Here are some of the biggest hurdles you may encounter in your mobile marketing campaigns. Make sure to research these aspects and your target market before launching a campaign:
• Determine the infrastructure where you are targeting your campaign. Different geographic locations have different infrastructure and norms. For example:
ο The usage of pre-pay phones versus post-pay phones
ο Phone ownership versus subsidized leasing op mobile phones
ο Single SIM versus multi-SIM card phones
ο Habits of data consumption, roaming and SMS charges
ο 3G or W-CDMA (Japan) networks versus GSM/Edge networks
• There are many different operating systems, which makes doing thorough and complete testing extremely difficult, if not impossible. Try researching the most common operating systems for your demographic, and test only the most prevalent. You can do greater testing and analysis as you determine a need for it. That is, if users of your app or site frequently complain, determine if their complaints are common to a particular operating system, and address it appropriately.
• Make sure you consider the different screen sizes where your web page, app, or campaign will be rendered. There are many different screen and rendering sizes, so research your demographic to hone in on what type of phone they will be using and the sizes that will work best on those phones.

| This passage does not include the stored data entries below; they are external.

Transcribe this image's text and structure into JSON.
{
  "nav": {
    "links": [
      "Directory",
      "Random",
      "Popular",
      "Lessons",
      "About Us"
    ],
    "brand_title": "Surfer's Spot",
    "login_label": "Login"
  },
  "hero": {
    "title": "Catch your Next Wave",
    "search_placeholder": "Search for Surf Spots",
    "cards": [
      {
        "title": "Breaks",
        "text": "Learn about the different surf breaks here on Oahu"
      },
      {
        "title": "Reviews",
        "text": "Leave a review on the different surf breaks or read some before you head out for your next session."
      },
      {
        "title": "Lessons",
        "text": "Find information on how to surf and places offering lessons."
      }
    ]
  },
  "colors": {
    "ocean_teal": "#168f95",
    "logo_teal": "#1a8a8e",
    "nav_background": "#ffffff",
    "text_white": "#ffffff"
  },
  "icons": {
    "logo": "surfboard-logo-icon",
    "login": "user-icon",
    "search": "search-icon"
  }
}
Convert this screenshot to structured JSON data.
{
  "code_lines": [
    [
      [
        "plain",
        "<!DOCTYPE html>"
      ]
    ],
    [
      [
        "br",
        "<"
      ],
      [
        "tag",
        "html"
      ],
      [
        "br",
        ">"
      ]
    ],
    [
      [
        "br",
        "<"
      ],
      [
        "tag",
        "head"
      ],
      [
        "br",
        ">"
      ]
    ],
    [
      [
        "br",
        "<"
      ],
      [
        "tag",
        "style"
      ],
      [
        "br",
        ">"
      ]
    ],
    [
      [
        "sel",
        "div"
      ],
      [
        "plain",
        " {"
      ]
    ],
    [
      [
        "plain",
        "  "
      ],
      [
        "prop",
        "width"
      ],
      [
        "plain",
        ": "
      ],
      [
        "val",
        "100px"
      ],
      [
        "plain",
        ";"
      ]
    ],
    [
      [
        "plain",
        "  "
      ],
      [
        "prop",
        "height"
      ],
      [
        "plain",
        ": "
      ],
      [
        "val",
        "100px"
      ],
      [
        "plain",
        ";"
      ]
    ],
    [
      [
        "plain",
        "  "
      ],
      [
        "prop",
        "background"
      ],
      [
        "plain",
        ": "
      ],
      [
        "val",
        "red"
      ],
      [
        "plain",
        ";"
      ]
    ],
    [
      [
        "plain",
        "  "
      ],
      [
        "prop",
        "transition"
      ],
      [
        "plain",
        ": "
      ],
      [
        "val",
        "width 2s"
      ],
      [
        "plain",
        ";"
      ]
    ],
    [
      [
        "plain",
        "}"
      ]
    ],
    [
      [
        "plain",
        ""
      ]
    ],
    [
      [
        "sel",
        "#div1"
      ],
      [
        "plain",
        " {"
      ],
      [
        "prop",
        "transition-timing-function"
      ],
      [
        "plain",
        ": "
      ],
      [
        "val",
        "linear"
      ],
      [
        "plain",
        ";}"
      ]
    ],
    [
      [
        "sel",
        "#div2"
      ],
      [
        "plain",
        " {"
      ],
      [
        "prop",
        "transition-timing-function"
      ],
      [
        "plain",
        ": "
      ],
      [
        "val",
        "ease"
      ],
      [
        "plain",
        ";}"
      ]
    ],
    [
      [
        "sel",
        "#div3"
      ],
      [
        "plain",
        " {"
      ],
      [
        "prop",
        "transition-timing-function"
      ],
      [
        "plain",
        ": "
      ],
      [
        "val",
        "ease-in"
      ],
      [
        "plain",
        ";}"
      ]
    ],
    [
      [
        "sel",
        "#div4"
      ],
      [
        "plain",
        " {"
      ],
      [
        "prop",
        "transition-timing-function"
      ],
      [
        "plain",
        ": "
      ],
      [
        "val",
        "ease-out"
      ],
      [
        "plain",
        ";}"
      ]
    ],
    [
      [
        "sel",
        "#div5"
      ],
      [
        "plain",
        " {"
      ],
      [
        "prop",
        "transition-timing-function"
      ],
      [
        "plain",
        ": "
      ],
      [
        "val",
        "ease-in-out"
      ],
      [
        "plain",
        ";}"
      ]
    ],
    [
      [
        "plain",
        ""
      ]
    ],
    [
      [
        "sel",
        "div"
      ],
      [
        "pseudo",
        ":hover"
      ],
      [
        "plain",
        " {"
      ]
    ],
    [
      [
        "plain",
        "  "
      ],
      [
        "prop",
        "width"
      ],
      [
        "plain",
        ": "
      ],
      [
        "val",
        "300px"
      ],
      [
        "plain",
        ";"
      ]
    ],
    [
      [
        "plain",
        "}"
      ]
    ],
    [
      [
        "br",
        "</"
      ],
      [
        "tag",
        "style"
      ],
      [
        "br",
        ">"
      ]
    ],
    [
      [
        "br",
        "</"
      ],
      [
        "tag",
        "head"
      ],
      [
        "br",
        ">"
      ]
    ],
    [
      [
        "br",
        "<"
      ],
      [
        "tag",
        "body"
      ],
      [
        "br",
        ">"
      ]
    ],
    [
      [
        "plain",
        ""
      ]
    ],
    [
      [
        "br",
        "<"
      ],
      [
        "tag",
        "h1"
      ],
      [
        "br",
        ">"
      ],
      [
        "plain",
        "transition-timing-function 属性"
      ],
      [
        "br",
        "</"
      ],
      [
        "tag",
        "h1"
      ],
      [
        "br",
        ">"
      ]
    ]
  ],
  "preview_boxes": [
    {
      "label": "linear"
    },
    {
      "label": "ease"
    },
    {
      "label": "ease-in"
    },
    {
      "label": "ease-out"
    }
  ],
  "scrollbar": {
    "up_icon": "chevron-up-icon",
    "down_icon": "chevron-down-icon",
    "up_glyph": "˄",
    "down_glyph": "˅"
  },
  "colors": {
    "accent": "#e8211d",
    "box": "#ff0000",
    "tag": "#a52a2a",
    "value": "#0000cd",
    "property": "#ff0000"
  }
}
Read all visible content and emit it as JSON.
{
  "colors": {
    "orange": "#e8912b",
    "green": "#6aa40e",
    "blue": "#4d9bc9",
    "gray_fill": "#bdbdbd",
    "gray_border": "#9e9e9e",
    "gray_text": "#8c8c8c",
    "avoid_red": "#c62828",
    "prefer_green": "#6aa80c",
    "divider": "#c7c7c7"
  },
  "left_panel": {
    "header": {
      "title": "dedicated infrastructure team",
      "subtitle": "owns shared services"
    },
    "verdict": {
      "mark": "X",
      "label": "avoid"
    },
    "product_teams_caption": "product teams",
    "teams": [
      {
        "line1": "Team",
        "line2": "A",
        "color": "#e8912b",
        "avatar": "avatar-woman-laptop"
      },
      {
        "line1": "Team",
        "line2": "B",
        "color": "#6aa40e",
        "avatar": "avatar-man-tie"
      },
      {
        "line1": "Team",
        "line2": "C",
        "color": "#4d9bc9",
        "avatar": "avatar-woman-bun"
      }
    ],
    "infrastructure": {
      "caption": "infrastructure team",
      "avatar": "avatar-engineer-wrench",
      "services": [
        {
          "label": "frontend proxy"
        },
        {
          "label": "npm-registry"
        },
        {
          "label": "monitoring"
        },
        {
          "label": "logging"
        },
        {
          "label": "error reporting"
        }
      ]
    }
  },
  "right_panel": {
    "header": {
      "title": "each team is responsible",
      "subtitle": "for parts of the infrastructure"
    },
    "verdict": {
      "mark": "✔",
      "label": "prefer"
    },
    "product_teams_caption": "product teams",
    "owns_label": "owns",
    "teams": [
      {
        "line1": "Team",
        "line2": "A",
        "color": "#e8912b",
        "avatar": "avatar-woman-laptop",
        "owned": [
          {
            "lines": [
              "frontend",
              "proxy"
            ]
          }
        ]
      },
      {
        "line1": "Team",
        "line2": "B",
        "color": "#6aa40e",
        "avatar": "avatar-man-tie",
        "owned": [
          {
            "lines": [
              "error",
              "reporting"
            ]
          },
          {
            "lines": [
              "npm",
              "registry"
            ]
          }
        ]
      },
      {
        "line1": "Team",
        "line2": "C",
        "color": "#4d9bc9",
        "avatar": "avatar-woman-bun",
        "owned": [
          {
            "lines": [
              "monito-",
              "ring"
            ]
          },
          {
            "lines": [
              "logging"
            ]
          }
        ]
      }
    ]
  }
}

• Consider the possibility of changing orientations. Some phones will display in portrait or landscape mode, depending on how the user holds the phone. Test that your page functions and looks good in both modes.
• Think of the different input mechanisms for various mobile phones. Input mechanisms are the way the user interacts with a web page, application or primary phone functionality. Input mechanisms include: number selection, scroll wheels, thumb scrolling, roller-mouses, use of a stylus and full touch screens. Try your app or web page with various input mechanisms to test usability.
• Not only are there many different operating systems, there are also many different web browsers to contend with. On top of that, different phones load data at varying speeds. Make sure your app isn’t too code heavy and test it on several browsers and phones at different signal strengths.
• Bear in mind that there is always an opportunity for bad connections and wimpy signals. While mobile phones go everywhere with their users, they may not always have perfect access to your applications.
• Don’t forget that data charges are different in different markets and for different populations. Consider whether your target demographic will have unlimited data, and let that help drive your mobile marketing choices.
• User expectations vary from region to region. Ensure that you know what your audience will be comfortable with. Here are some handy hints on expectations of mobile users around the globe:
ο In Japan, users view mobile phones as separate and different from home computers. It is rude to talk on the phone in public, so they prefer text.
ο In the USA, many people are charged for incoming text messages.
ο In Brazil, India, Russia and China ‘feature phones’ are still prominent. These are not smart phones, as they have limited access to the web and may include specific features or apps, like cameras or games.
ο In developing countries mobile phones are often a user’s only access to computer functionality, the phone, the Internet, videos and TV.
ο In developed countries mobile phones are supplemental access to computer features, the phone, the Internet, videos and TV.
Now that you have learned the many hurdles of mobile marketing you should have realistic expectations for entering this burgeoning field. Don’t be daunted! Mobile marketing can be an exciting, engaging, and effective part of your marketing strategy.